Abstract Cellular heterogeneity poses a significant challenge to understanding tissue level phenotypes, and confounds conventional bulk analyses. To facilitate the analysis of signaling at the single-cell level in human tissues, we, for the first time, applied mass cytometry using CyTOF (Cytometry Time-of-Flight) to formalin-fixed paraffin-embedded (FFPE) normal and diseased intestinal specimens. We developed and validated FFPE-DISSECT (Disaggregation for Intracellular Signaling in Single Epithelial Cells from Tissue), a single-cell approach for preserving and characterizing native signaling states from embedded solid tissue samples. We applied FFPE-DISSECT coupled to mass cytometry to demonstrate differential TNF-α signaling in intestinal enterocytes, goblet cells and enteroendocrine cells, implicating the role of the RAS-RAF-MEK-ERK signaling pathway in goblet cell identity.
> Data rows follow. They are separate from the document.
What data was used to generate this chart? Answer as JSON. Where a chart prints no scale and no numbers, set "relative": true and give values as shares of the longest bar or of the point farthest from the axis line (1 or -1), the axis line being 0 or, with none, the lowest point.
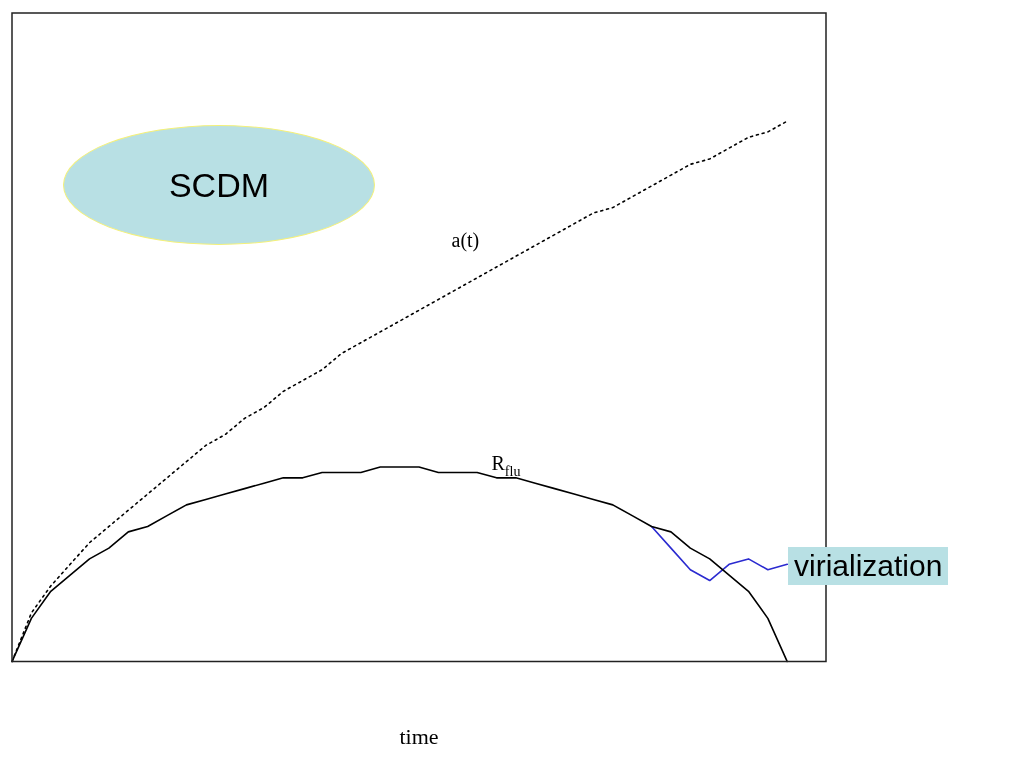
{
  "chart_data": {
    "type": "line",
    "relative": true,
    "xlabel": "time",
    "legend": false,
    "marker": "none",
    "categories": [
      null,
      null,
      null,
      null,
      null,
      null,
      null,
      null,
      null,
      null,
      null,
      null,
      null,
      null,
      null,
      null,
      null,
      null,
      null,
      null,
      null,
      null,
      null,
      null,
      null,
      null,
      null,
      null,
      null,
      null,
      null,
      null,
      null,
      null,
      null,
      null,
      null,
      null,
      null,
      null,
      null,
      null,
      null
    ],
    "series": [
      {
        "name": "a(t)",
        "color": "#000000",
        "line_style": "dotted",
        "values": [
          0,
          0.09,
          0.14,
          0.18,
          0.22,
          0.25,
          0.28,
          0.31,
          0.34,
          0.37,
          0.4,
          0.42,
          0.45,
          0.47,
          0.5,
          0.52,
          0.54,
          0.57,
          0.59,
          0.61,
          0.63,
          0.65,
          0.67,
          0.69,
          0.71,
          0.73,
          0.75,
          0.77,
          0.79,
          0.81,
          0.83,
          0.84,
          0.86,
          0.88,
          0.9,
          0.92,
          0.93,
          0.95,
          0.97,
          0.98,
          1,
          null,
          null
        ]
      },
      {
        "name": "R$_{flu}$",
        "color": "#000000",
        "line_style": "solid",
        "values": [
          0,
          0.08,
          0.13,
          0.16,
          0.19,
          0.21,
          0.24,
          0.25,
          0.27,
          0.29,
          0.3,
          0.31,
          0.32,
          0.33,
          0.34,
          0.34,
          0.35,
          0.35,
          0.35,
          0.36,
          0.36,
          0.36,
          0.35,
          0.35,
          0.35,
          0.34,
          0.34,
          0.33,
          0.32,
          0.31,
          0.3,
          0.29,
          0.27,
          0.25,
          0.24,
          0.21,
          0.19,
          0.16,
          0.13,
          0.08,
          0,
          null,
          null
        ]
      },
      {
        "color": "#2b2bd0",
        "line_style": "solid",
        "values": [
          null,
          null,
          null,
          null,
          null,
          null,
          null,
          null,
          null,
          null,
          null,
          null,
          null,
          null,
          null,
          null,
          null,
          null,
          null,
          null,
          null,
          null,
          null,
          null,
          null,
          null,
          null,
          null,
          null,
          null,
          null,
          null,
          null,
          0.25,
          0.21,
          0.17,
          0.15,
          0.18,
          0.19,
          0.17,
          0.18,
          null,
          null
        ]
      }
    ],
    "annotations": [
      "SCDM",
      "virialization"
    ]
  }
}
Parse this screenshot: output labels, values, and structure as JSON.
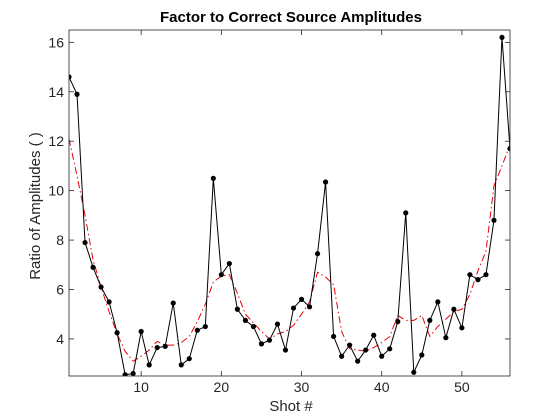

In addition, application of FFPE-DISSECT, mass cytometry, and data-driven computational analyses of human colorectal cancer specimens confirmed reduction of differentiation and revealed quantitative changes in inter- and intra-tumoral heterogeneity with regards to the modular regulation of signaling pathways. Our single-cell approach, applied in conjunction with genomic annotation such as microsatellite and K-Ras and B-RAF status, allows rapid and detailed characterization of cellular heterogeneity from clinical repositories of embedded human tissues. Citation Format: Alan J. Simmons, Cherie R. Scurrah, Eliot T. McKinley, Charles A. Herring, Jonathan M. Irish, Mary K. Washington, Robert J. Coffey, Ken S. Lau. Reorganization of signaling modules revealed in human colorectal cancer using single-cell mass cytometry. [abstract]. In: Proceedings of the AACR Special Conference on Colorectal Cancer: From Initiation to Outcomes; 2016 Sep 17-20; Tampa, FL. Philadelphia (PA): AACR; Cancer Res 2017;77(3 Suppl):Abstract nr B29.